September 21, 4:30pm
September 23, 7:00pm
Roberto Minervini, USA/Italy/Belgium, 2012, DCP, 92m
Bearing traces of Huck Finn and Antoine Doinel, Low Tide’s nameless adolescent hero (Daniel Blanchard) runs errands and cares for his substance-abusing mother (Melissa McKinney). Roberto Minervini’s second feature casts nonprofessionals to magnificently truthful effect, and the writer/director demonstrates his characteristic sensitivity for small Texas towns and their resilient denizens. Blanchard is seldom off-screen, as Minervini follows him on his “rounds” from the nursing home where his mother works to a slaughterhouse, but also to the river to catch frogs and fish. Minervini does not mute the hardships of his protagonist’s life, nor does he deny him the right to be 12 years old.
September 21, 7:00pm
September 24, 7:00pm
Stop the Pounding Heart
Roberto Minervini, Belgium/Italy/USA, 2013, DCP, 100m
Sara (Sara Carlson, playing herself) is part of a devout Christian goat-farming family with 12 children, all home-schooled and raised with strict moral guidance from the Scriptures.
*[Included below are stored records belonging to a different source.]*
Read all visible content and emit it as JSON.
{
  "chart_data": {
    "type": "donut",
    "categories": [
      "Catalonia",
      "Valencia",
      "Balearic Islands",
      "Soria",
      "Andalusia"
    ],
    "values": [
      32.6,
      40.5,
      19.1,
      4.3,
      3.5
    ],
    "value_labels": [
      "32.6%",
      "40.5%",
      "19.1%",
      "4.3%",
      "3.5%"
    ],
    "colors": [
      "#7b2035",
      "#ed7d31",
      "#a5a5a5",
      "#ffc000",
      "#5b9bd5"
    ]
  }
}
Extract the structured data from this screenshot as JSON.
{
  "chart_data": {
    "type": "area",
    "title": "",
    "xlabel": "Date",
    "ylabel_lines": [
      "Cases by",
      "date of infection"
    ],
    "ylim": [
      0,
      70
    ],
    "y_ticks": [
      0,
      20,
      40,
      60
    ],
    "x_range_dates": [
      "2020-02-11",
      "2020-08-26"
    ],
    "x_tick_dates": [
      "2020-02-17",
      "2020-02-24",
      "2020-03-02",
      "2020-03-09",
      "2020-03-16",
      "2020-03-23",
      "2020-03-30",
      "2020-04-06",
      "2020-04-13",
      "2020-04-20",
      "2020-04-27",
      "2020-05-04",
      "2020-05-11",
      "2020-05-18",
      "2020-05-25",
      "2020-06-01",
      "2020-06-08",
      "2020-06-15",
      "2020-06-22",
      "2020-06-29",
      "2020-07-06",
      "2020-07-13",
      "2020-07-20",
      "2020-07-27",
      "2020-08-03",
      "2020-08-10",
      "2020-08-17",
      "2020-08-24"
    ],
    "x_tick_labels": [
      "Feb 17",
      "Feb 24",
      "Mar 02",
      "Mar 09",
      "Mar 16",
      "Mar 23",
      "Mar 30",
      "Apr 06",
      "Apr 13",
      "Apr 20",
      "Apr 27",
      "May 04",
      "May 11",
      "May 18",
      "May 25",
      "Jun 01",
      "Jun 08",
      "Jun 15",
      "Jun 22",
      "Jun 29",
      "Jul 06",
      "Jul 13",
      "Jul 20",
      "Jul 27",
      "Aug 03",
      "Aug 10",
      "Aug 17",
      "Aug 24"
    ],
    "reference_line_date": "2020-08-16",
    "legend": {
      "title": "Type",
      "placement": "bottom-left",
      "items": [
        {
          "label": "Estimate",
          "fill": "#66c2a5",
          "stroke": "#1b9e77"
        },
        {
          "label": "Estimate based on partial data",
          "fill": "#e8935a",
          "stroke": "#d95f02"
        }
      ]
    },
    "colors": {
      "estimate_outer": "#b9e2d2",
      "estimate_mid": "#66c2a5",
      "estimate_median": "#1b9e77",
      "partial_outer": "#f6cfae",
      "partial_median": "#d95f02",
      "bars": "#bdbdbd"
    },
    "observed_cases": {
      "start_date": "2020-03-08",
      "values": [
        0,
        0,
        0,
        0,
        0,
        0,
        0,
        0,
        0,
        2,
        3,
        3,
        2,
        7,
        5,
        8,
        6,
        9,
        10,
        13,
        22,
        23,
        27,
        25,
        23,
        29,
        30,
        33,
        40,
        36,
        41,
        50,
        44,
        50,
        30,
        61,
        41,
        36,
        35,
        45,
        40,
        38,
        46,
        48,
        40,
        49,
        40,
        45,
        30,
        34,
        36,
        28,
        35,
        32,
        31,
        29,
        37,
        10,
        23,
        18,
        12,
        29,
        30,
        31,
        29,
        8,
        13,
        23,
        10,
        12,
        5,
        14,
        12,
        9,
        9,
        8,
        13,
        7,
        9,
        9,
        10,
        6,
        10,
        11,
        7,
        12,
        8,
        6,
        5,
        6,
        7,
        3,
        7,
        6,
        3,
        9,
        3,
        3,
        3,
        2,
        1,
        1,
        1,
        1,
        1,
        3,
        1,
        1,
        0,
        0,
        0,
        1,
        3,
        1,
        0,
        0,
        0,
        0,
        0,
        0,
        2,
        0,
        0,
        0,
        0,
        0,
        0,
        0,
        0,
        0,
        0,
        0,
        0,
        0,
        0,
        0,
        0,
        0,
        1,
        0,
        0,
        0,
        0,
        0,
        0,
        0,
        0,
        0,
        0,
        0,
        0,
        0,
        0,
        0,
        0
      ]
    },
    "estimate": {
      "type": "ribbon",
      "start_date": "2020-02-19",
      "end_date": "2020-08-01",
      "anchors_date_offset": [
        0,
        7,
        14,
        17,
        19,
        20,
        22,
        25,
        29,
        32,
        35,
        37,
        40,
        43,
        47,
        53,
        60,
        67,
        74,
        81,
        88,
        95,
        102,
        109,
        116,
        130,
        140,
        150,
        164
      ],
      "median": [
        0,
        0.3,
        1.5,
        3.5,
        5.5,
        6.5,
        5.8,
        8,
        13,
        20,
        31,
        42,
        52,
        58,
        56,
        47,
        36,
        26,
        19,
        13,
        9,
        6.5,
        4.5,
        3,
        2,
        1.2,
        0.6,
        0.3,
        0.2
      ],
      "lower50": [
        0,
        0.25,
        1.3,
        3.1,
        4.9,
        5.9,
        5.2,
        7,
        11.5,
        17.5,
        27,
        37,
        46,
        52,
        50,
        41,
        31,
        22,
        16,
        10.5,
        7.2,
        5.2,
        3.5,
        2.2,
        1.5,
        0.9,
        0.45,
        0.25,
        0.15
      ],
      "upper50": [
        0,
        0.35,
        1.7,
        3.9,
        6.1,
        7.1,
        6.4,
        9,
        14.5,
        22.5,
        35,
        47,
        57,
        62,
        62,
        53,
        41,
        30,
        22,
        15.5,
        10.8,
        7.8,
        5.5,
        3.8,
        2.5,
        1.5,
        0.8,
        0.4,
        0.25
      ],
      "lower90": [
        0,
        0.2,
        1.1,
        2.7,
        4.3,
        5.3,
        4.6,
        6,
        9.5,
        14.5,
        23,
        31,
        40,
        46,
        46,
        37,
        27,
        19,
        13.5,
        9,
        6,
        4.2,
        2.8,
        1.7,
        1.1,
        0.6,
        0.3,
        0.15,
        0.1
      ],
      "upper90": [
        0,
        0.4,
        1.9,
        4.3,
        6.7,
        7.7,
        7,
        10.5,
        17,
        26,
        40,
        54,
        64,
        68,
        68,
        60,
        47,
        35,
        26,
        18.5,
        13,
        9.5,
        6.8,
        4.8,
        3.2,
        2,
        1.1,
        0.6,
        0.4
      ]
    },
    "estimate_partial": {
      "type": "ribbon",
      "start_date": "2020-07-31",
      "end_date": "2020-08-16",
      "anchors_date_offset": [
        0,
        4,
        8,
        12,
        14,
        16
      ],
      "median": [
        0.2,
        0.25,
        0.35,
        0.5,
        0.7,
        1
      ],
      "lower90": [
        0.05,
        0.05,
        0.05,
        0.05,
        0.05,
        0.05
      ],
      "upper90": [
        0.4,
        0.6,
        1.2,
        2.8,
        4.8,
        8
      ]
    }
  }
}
Set in a rural community that has remained isolated from technological advances and lifestyle influence—no phones, TVs, computers, or drunken-teen brawls—the subtly narrative film follows Sara and Colby, two 14-year-olds with vastly different backgrounds who are quietly drawn to each other. In Minervini’s intimate documentary-style portrait—the third in the Italian-born filmmaker’s Texas trilogy—Sara’s commitment to her faith is never questioned. It’s the power of the director’s nonintrusive handheld-camera style that reveals his protagonist’s spiritual and emotional inner turmoil about her place in a faith that requires women to be subservient to their fathers before becoming their husbands’ helpers. By also presenting an authentic, impartial portrayal of the Texas Bible Belt, Minervini allows humanity and complexity behind the stereotypes to show through. A Big World Pictures release.
Opens September 19
Stop the Pounding Heart
premieredat the 66th Cannes Film Festival in 2013, and it received quite a good amount of praise. “A modest film made with an authenticity that commands respect,” raved The Hollywood Reporter. The film was also presented at The Film Society's New Directors/New Films. He has said about the film, “At first I wasn’t sure what kind of film I wanted to make. I began working with two families that I had developed strong ties with, whose lifestyles and values were fascinating, and surely worth exploring further. The story of Sara and Colby surfaced during the shoot and unfolded before my eyes, day after day. It is an autogenetic story that needed to be told, because many people don't have contact with these populations, even though they are true American archetypes.”